Originally Posted by crsweet91
So I got one just about done. Waiting for some clips to finish the back panel off on it. For the back I screwed wood strips around the inside of the seat frame to tack my cover down and welded tabs for the back panel clips. I did the string technique on the back cushion listings to pull them tight and the bottom cushion listings are hog ringed down like the stock way.
My center inserts werent following the dip of my seat foam though . So what could be the reason for causing that? Im thinking my center inserts were sized slightly too wide causing them to poof up in the center. So what I ended up doing was running a tiny strip of adhesive right down the center to keep it from poofing up. Worked perfect, but I just dont like the fact of having to use adhesive even though I only used a tiny amount. Is this something that can happen when doing seats that dip down and is the adhesive acceptable? Ive heard of seats coming from factory with glued down listings so Im not too worried about doing it.

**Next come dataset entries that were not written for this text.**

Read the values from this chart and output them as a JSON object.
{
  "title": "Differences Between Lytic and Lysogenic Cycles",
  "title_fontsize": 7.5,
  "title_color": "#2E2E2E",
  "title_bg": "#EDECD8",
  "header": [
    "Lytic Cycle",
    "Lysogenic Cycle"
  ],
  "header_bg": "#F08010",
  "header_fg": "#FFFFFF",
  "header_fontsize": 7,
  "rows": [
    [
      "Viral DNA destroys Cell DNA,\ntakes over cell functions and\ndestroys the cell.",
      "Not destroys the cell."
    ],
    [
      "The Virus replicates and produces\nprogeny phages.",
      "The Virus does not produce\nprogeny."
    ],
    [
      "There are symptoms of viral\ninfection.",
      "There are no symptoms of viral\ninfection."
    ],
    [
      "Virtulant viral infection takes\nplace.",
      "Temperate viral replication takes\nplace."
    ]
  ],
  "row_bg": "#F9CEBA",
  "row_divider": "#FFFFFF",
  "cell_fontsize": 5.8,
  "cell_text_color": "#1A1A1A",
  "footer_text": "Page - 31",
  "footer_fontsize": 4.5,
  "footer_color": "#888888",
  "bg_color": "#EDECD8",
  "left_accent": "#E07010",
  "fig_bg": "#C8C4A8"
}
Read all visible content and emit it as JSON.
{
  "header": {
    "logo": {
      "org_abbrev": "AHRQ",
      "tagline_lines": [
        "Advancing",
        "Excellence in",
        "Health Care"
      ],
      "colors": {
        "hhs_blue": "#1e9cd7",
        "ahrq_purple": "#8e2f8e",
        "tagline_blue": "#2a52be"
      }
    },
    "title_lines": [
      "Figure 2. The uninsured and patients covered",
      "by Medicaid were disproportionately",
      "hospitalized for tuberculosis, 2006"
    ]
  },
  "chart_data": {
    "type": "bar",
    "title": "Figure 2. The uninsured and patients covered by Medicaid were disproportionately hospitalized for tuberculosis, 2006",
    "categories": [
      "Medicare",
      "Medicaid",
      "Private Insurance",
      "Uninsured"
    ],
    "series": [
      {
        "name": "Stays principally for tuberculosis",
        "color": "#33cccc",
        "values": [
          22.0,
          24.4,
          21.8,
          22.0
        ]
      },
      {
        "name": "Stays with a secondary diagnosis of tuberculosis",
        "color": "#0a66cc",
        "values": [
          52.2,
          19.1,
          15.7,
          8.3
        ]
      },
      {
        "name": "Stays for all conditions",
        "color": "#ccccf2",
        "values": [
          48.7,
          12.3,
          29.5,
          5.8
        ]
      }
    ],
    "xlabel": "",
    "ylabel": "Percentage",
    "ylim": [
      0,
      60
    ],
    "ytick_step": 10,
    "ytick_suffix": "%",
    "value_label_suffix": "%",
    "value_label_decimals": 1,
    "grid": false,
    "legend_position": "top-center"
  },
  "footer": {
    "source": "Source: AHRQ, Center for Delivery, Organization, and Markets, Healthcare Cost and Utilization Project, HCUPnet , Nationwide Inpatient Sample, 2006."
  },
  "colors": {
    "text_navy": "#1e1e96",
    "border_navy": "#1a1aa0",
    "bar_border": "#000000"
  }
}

For a first seat project Im pretty happy, I learned a lot doing these.
Started with the console first before the seats since all I really needed to do was copy the stock cover. I ended up wrapping the entire thing and doing some work to the cup holders.
What can cause what you describe is the fact you used a different vinyl than what was on the originals. Or the sew foam is different, or one of a bunch of different reasons. This happens all the time. When I make patterns from the originals, I make the pieces slightly larger. I can always add padding, but if the seat cover is too small the fix is a lot harder to do.
BTW, you are way too critical of your own work. There is nothing wrong with your finished product. You have to stop thinking of upholstery work as precision work like metal work, or wood work, there are way too many variables in upholstery work. You are doing almost perfect work, and you need to be happy with almost, because it's not possible to do perfect upholstery work. I've been doing this for almost 40 years, and I haven't done a perfect piece of work yet.